Menahan Decline, Mencapai Incline Berharap Naik Tapi Secara Agregrat untuk Minyak Menurun

Twitter
LinkedIn
Facebook
WhatsApp

Jakarta Pusat, Jakarta, ruangenergi.com- Ada hal menarik disampaikan oleh Tenaga Ahli Menteri ESDM Bidang Eksplorasi dan Peningkatan Produksi Migas dan Ketua Satgas Lifting Migas Nanang Abdul Manaf, bahwa SKK Migas dan KKKS telah melakukan upaya meningkatkan dan akselerasi lifting migas untuk menahan decline dan mencapai incline. Harapannya naik, tetapi secara agregrat untuk minyak masih menurun.

Nanang menyampaikan agar bisa incline, maka harus punya proyek baru yang onstream yang akan memberikan tambahan produksi secara signifikan. Mulai tahun 2026 diharapkan ada tambahan dari onstream proyek Hidayah, Genting Oil, Geng North, Andaman dan seterusnya.

“Dengan perkembangan yang ada diharapkan tahun 2025 untuk minyak sudah tidak lagi decline dan dapat masuk ke fase incline. Untuk gas fasenya sudah meningkat sejak beberapa tahun terakhir, dengan adanya kontribusi proyek yang signifikan yaitu Jambaran Tiung Biru dan juga Tangguh Train 3. Kemudian, agar target lifting tercapai, maka entry point harus bisa mendekati target di tahun tersebut,” kata Nanang saat diskusi panel dengan tema “Upaya Peningkatan Produksi dan Lifting melalui Percepatan Proyek dan Strategi Kehandalan Fasilitas”, pada sesi diskusi panel yang menjadi bagian dari kegiatan Rapat Kerja Eksploitasi Industri Hulu Migas 2025 beberapa waktu lalu.

Pada kegiatan Raker Eksploitasi Industri Hulu Migas 2025 tampil narasumber Nanang Abdul Manaf Tenaga Ahli Menteri ESDM Bidang Eksplorasi dan Peningkatan Produksi Migas dan Ketua Satgas Lifting Migas, Taufan Marhaendrajana Deputi Eksploitasi SKK Migas, Ignatius Tenny Wibowo Senior VP Offshore Asset Medco E&P, Juan Carlos Coral L Operations Deputy Director ENI Indonesia dan juga Muhammad Nurdin Senior Vice President EMCL.
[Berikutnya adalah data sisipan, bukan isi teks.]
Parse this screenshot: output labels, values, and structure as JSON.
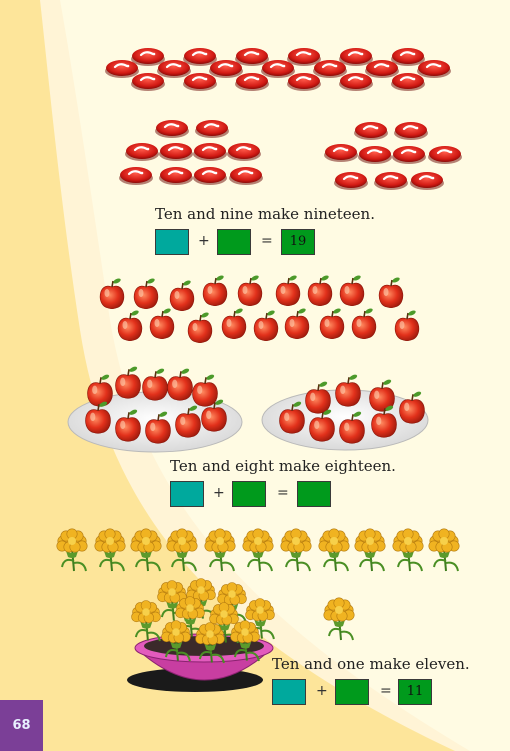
{
  "page_number": "68",
  "exercises": [
    {
      "sentence": "Ten and nine make nineteen.",
      "operator": "+",
      "equals": "=",
      "answer": "19"
    },
    {
      "sentence": "Ten and eight make eighteen.",
      "operator": "+",
      "equals": "=",
      "answer": ""
    },
    {
      "sentence": "Ten and one make eleven.",
      "operator": "+",
      "equals": "=",
      "answer": "11"
    }
  ],
  "colors": {
    "background": "#fde59a",
    "page_panel": "#fffbe0",
    "teal_box": "#00a99d",
    "green_box": "#009a1c",
    "page_tab": "#7b3f97"
  },
  "icons": {
    "candy": "red-candy-icon",
    "apple": "apple-icon",
    "flower": "marigold-icon",
    "plate": "plate-icon",
    "bowl": "bowl-icon"
  }
}
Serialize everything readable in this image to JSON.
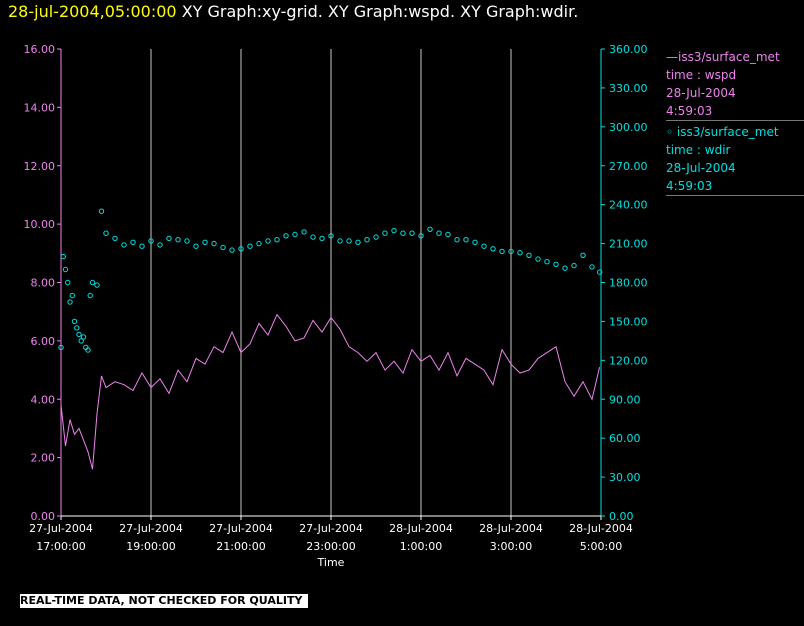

Terkait regulasi, Nanang menyampaikan bahwa Pemerintah telah menerbitkan Peraturan Menteri ESDM Nomor 14 Tahun 2025 terkait Kerjasama Operasi (KSO) untuk sumur idle maupun lapangan idle serta sumur masyarakat, harapannya dapat berkontribusi lebih optimal dalam memberikan tambahan produksi migas.

Pembelajaran yang berharga pada sesi ini setidaknya ada 6 (enam) hal yaitu

1. Target kinerja proyek idealnya adalah on time, on budget, on scope (OTOBOS), good governance, dan QHSE excellent. Untuk mencapai target kinerja tersebut diperlukan dukungan dan kolaborasi semua fungsi, dan semua stakeholders terkait.
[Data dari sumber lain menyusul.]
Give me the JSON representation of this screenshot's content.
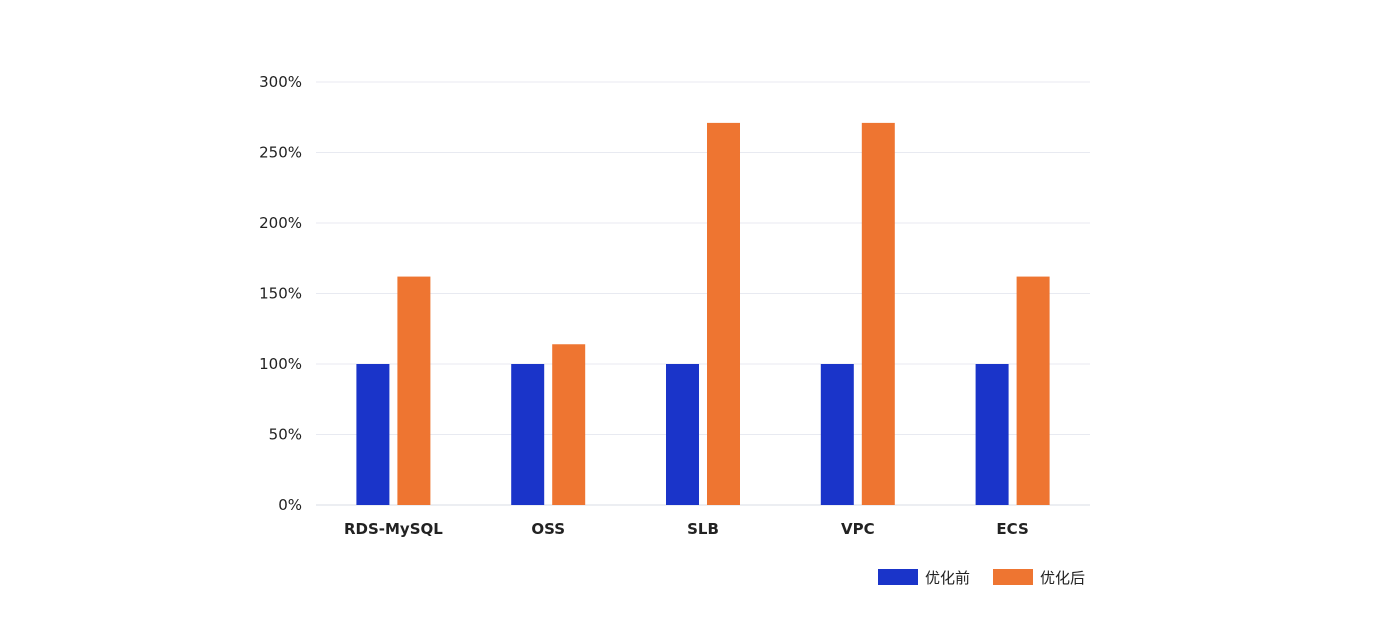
{
  "chart_data": {
    "type": "bar",
    "title": "",
    "xlabel": "",
    "ylabel": "",
    "categories": [
      "RDS-MySQL",
      "OSS",
      "SLB",
      "VPC",
      "ECS"
    ],
    "series": [
      {
        "name": "优化前",
        "color": "#1A34C9",
        "values": [
          100,
          100,
          100,
          100,
          100
        ]
      },
      {
        "name": "优化后",
        "color": "#EE7531",
        "values": [
          162,
          114,
          271,
          271,
          162
        ]
      }
    ],
    "ylim": [
      0,
      300
    ],
    "yticks": [
      "0%",
      "50%",
      "100%",
      "150%",
      "200%",
      "250%",
      "300%"
    ],
    "grid": true,
    "legend_position": "bottom-right"
  }
}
2. Diperlukan upaya terobosan untuk mengoptimalkan parameter-parameter pengambilan keputusan dalam FID, agar kegiatan konstruksi fasilitas produksi dan drilling dapat dilanjutkan. Pemerintah mendorong melalui kebijakan fleksibiltas T&C dalam kontrak bagi hasil, penggunaan EPF untuk percepatan produksi dan perluasan skema KSO dan sumur masyarakat, serta masih mengadopsi kebutuhan bisnis.

3. Pelaksanaan proyek secara OTOBOS dalam praktiknya memerlukan kolaborasi antar pemangku kepentingan serta sinergi antara kegiatan drilling dan konstruksi fasilitas produksi.

4. Pada tahap pelaksanaan proyek (eksekusi), kinerja kontraktor yang masih belum sesuai rencana menjadi isu utama. Diperlukan langkah-langkah untuk bisa menyelesaikan isu ini sehingga kedepan kinerja proyek dapat terus diperbaiki.

5. Keberlanjutan produksi sangat dipengaruhi oleh keandalan fasilitas, dimana tingkat keandalan yang tinggi akan memastikan ketersediaan stok minyak yang optimal di titik serah.

6. Salah satu faktor kunci dalam penerimaan industri ini adalah keberhasilan proses lifting, dimana ketersediaan dan keandalan armada menjadi penentu utama tingkat keberhasilannya.